More Vapes Back On The Medical Cannabis Menu In Pennsylvania

A legal challenge has resulted in the reversal of an order that removed hundreds of medical cannabis vaping products in Pennsylvania.

In February this year, regulators in Pennsylvania recalled hundreds of medical marijuana vaping products after a statewide review; alleging they contained ingredients not approved for inhalation.

“Although some of these added ingredients may be considered safe in other non-inhaled products, patient safety is the top priority of the Medical Marijuana Program,” said the state’s Department of Health at the time. “Therefore, the Department has issued mandatory recall for all affected vaporized products.”

It sent the local market for vaping products into a meltdown, and deprived many patients of the products they were accustomed to using.

The industry then when into battle, seeking to reverse the order. Just a few days later, Medical Marijuana Access & Patient Safety, Inc. (MMAPS) filed a lawsuit in the Commonwealth Court seeking to stay the actions of the Department. The coalition of patients and industry participants said:

“This action has needlessly alarmed thousands of medical cannabis patients in Pennsylvania, who rely on these products for personal medical needs.”

The suit also alleged patient safety was compromised as the Department’s action immediately deprived access to critical medications without consideration for a supply of cannabis-based alternatives.

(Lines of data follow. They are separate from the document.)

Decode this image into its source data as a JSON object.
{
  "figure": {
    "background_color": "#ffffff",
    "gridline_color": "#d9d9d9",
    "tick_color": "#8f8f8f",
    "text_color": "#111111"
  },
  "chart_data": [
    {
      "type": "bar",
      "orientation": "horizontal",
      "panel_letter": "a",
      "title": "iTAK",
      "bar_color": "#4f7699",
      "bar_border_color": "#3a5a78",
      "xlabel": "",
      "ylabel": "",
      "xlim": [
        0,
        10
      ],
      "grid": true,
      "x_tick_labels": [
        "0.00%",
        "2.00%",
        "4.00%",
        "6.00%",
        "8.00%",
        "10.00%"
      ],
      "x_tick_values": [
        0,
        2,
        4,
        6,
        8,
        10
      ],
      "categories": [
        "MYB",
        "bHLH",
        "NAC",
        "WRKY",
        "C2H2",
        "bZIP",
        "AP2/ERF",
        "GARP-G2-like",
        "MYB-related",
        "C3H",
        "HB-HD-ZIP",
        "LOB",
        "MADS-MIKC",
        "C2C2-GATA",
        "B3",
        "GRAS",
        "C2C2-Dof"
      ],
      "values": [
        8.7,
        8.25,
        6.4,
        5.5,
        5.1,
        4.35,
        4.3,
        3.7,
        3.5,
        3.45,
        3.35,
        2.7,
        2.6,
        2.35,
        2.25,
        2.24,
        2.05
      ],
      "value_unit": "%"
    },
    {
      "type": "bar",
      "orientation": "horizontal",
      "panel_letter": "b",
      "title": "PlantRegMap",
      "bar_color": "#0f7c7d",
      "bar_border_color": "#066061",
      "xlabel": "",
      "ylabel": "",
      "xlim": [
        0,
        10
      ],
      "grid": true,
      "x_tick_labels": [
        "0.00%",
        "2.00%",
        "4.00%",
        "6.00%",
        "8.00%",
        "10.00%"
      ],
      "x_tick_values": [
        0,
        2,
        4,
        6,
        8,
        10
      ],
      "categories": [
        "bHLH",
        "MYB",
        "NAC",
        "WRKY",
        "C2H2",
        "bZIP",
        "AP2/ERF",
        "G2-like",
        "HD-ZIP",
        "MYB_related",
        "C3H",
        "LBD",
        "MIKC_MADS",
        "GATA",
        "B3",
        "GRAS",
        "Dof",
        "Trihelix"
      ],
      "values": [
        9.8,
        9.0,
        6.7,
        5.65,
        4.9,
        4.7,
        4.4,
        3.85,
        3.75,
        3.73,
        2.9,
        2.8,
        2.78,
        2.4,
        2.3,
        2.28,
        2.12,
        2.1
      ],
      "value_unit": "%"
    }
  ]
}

MMAPS succeeded in the suit last week, with the Commonwealth Court finding the Department of Health failed to present any evidence of potential harm to patients from the recalled products.

According to cannabis company Jushi, which was impacted by the recall:

“Under Pennsylvania law, all medical marijuana products, including the recalled vaporization products, are subject to rigorous, redundant safety and quality testing and Department approval before they can be manufactured or dispensed. As to the recalled products specifically, DOH was neither able to cite a safety or quality testing deficiency nor a single adverse event relating to any recalled products.”

The company said the decision was a win for patients, their families and caregivers across the state, and that it would have affected products back on shelves across the state within days.

While the Department of Health may have been acting on the “precautionary principle”, sometimes that simply won’t cut it once lawyers get involved.